New Semiconductor Fund Surges 145 Percent in Two Months on Artificial Intelligence Demand

New Semiconductor Fund Surges 145 Percent in Two Months on Artificial Intelligence Demand

2026-06-02 companies

New York, Tuesday, 2 June 2026.
Driven by artificial intelligence, a new memory chip fund skyrocketed 145 percent since April, highlighting a massive market shift toward critical data storage investments despite looming cyclical risks.

The AI Memory Boom and Unprecedented Gains

The Roundhill Memory ETF (NASDAQ: DRAM) has captured the attention of retail and institutional investors alike following a staggering market rally. On June 1, 2026, the fund closed at $68.00, marking an approximate 145 percent increase from its initial public offering closing price of $27.76 on April 2, 2026 [2]. Trading activity has been intense; on June 1 alone, the ETF saw a trading volume of 41.73 million shares, generating a turnover of roughly $2.8 billion [2]. Artificial intelligence models rely heavily on processing massive datasets, making rapid data retrieval essential for computational efficiency [GPT]. This recent market surge reflects a critical pivot in infrastructure demands, as the tech industry’s focus expands from graphics processing units to the memory components—such as high-bandwidth memory, NAND, and solid-state drives—that currently act as data center bottlenecks [2].
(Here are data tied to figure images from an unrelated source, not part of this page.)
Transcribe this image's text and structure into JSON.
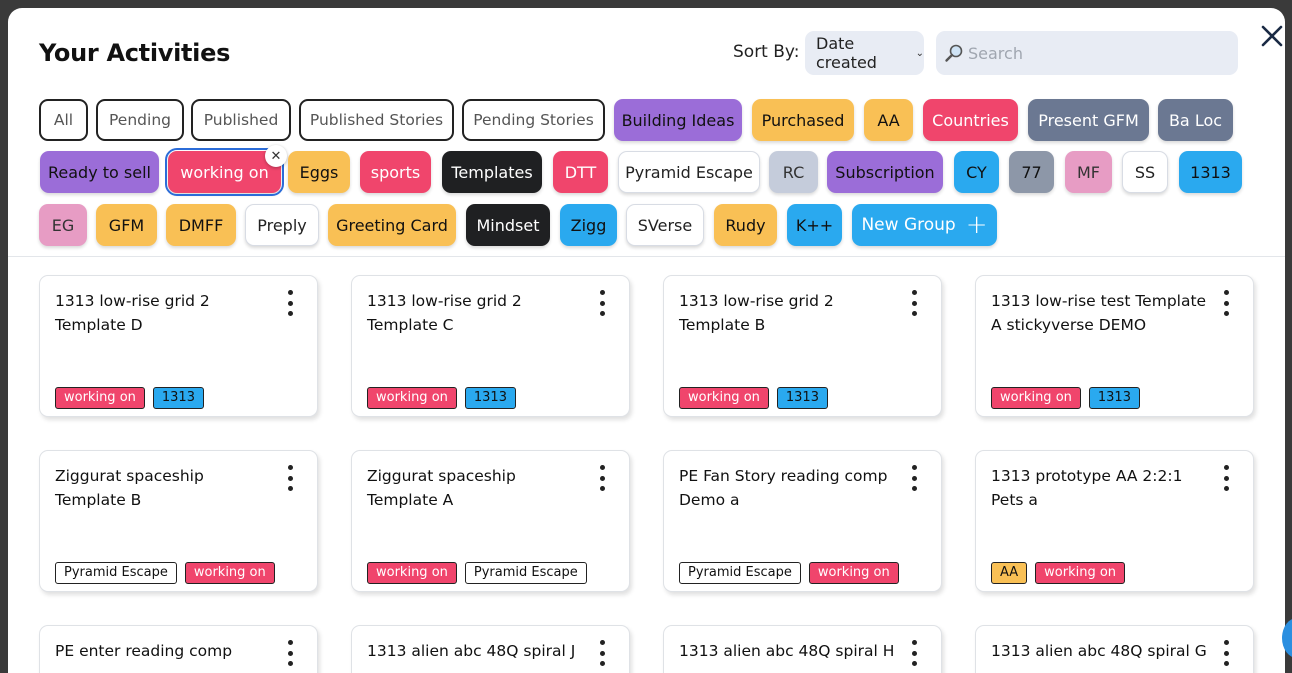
{
  "header": {
    "title": "Your Activities",
    "sort_label": "Sort By:",
    "sort_value": "Date created",
    "search_placeholder": "Search"
  },
  "filters": [
    {
      "label": "All",
      "style": "outline"
    },
    {
      "label": "Pending",
      "style": "outline"
    },
    {
      "label": "Published",
      "style": "outline"
    },
    {
      "label": "Published Stories",
      "style": "outline"
    },
    {
      "label": "Pending Stories",
      "style": "outline"
    },
    {
      "label": "Building Ideas",
      "bg": "#9b6dd8",
      "fg": "#111"
    },
    {
      "label": "Purchased",
      "bg": "#f9c055",
      "fg": "#111"
    },
    {
      "label": "AA",
      "bg": "#f9c055",
      "fg": "#111"
    },
    {
      "label": "Countries",
      "bg": "#f0456c",
      "fg": "#ffffff"
    },
    {
      "label": "Present GFM",
      "bg": "#6b7892",
      "fg": "#ffffff"
    },
    {
      "label": "Ba Loc",
      "bg": "#6b7892",
      "fg": "#ffffff"
    },
    {
      "label": "Ready to sell",
      "bg": "#9b6dd8",
      "fg": "#111"
    },
    {
      "label": "working on",
      "bg": "#f0456c",
      "fg": "#ffffff",
      "selected": true
    },
    {
      "label": "Eggs",
      "bg": "#f9c055",
      "fg": "#111"
    },
    {
      "label": "sports",
      "bg": "#f0456c",
      "fg": "#ffffff"
    },
    {
      "label": "Templates",
      "bg": "#1f2022",
      "fg": "#ffffff"
    },
    {
      "label": "DTT",
      "bg": "#f0456c",
      "fg": "#ffffff"
    },
    {
      "label": "Pyramid Escape",
      "style": "outline-light"
    },
    {
      "label": "RC",
      "bg": "#c5ccdb",
      "fg": "#333"
    },
    {
      "label": "Subscription",
      "bg": "#9b6dd8",
      "fg": "#111"
    },
    {
      "label": "CY",
      "bg": "#2aa9ef",
      "fg": "#111"
    },
    {
      "label": "77",
      "bg": "#8d97a8",
      "fg": "#111"
    },
    {
      "label": "MF",
      "bg": "#e79cc4",
      "fg": "#333"
    },
    {
      "label": "SS",
      "style": "outline-light"
    },
    {
      "label": "1313",
      "bg": "#2aa9ef",
      "fg": "#111"
    },
    {
      "label": "EG",
      "bg": "#e79cc4",
      "fg": "#333"
    },
    {
      "label": "GFM",
      "bg": "#f9c055",
      "fg": "#111"
    },
    {
      "label": "DMFF",
      "bg": "#f9c055",
      "fg": "#111"
    },
    {
      "label": "Preply",
      "style": "outline-light"
    },
    {
      "label": "Greeting Card",
      "bg": "#f9c055",
      "fg": "#111"
    },
    {
      "label": "Mindset",
      "bg": "#1f2022",
      "fg": "#ffffff"
    },
    {
      "label": "Zigg",
      "bg": "#2aa9ef",
      "fg": "#111"
    },
    {
      "label": "SVerse",
      "style": "outline-light"
    },
    {
      "label": "Rudy",
      "bg": "#f9c055",
      "fg": "#111"
    },
    {
      "label": "K++",
      "bg": "#2aa9ef",
      "fg": "#111"
    }
  ],
  "new_group": {
    "label": "New Group",
    "bg": "#2aa9ef"
  },
  "tag_colors": {
    "working on": {
      "bg": "#f0456c",
      "fg": "#ffffff"
    },
    "1313": {
      "bg": "#2aa9ef",
      "fg": "#111"
    },
    "Pyramid Escape": {
      "bg": "#ffffff",
      "fg": "#111"
    },
    "AA": {
      "bg": "#f9c055",
      "fg": "#111"
    }
  },
  "cards": [
    {
      "title": "1313 low-rise grid 2 Template D",
      "tags": [
        "working on",
        "1313"
      ]
    },
    {
      "title": "1313 low-rise grid 2 Template C",
      "tags": [
        "working on",
        "1313"
      ]
    },
    {
      "title": "1313 low-rise grid 2 Template B",
      "tags": [
        "working on",
        "1313"
      ]
    },
    {
      "title": "1313 low-rise test Template A stickyverse DEMO",
      "tags": [
        "working on",
        "1313"
      ]
    },
    {
      "title": "Ziggurat spaceship Template B",
      "tags": [
        "Pyramid Escape",
        "working on"
      ]
    },
    {
      "title": "Ziggurat spaceship Template A",
      "tags": [
        "working on",
        "Pyramid Escape"
      ]
    },
    {
      "title": "PE Fan Story reading comp Demo a",
      "tags": [
        "Pyramid Escape",
        "working on"
      ]
    },
    {
      "title": "1313 prototype AA 2:2:1 Pets a",
      "tags": [
        "AA",
        "working on"
      ]
    },
    {
      "title": "PE enter reading comp",
      "tags": []
    },
    {
      "title": "1313 alien abc 48Q spiral J",
      "tags": []
    },
    {
      "title": "1313 alien abc 48Q spiral H",
      "tags": []
    },
    {
      "title": "1313 alien abc 48Q spiral G",
      "tags": []
    }
  ]
}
Concentration Risks and the Cyclical Trap

Despite the impressive headline figures, the DRAM ETF presents profound structural risks due to its hyper-concentrated portfolio. The fund functions as a pure-play tactical instrument, with 73.04 percent of its exposure tied to just three companies: Samsung Electronics at 24.99 percent, SK hynix at 24.22 percent, and Micron Technology (NASDAQ: MU) at 23.83 percent [4]. These three corporate giants collectively control approximately 95 percent of the global memory market [5]. While this oligopolistic dominance allows for massive upside during supply shortages, it leaves investors highly vulnerable to sharp downturns during synchronized memory cycle reversals, NAND oversupply, or falling average selling prices [4].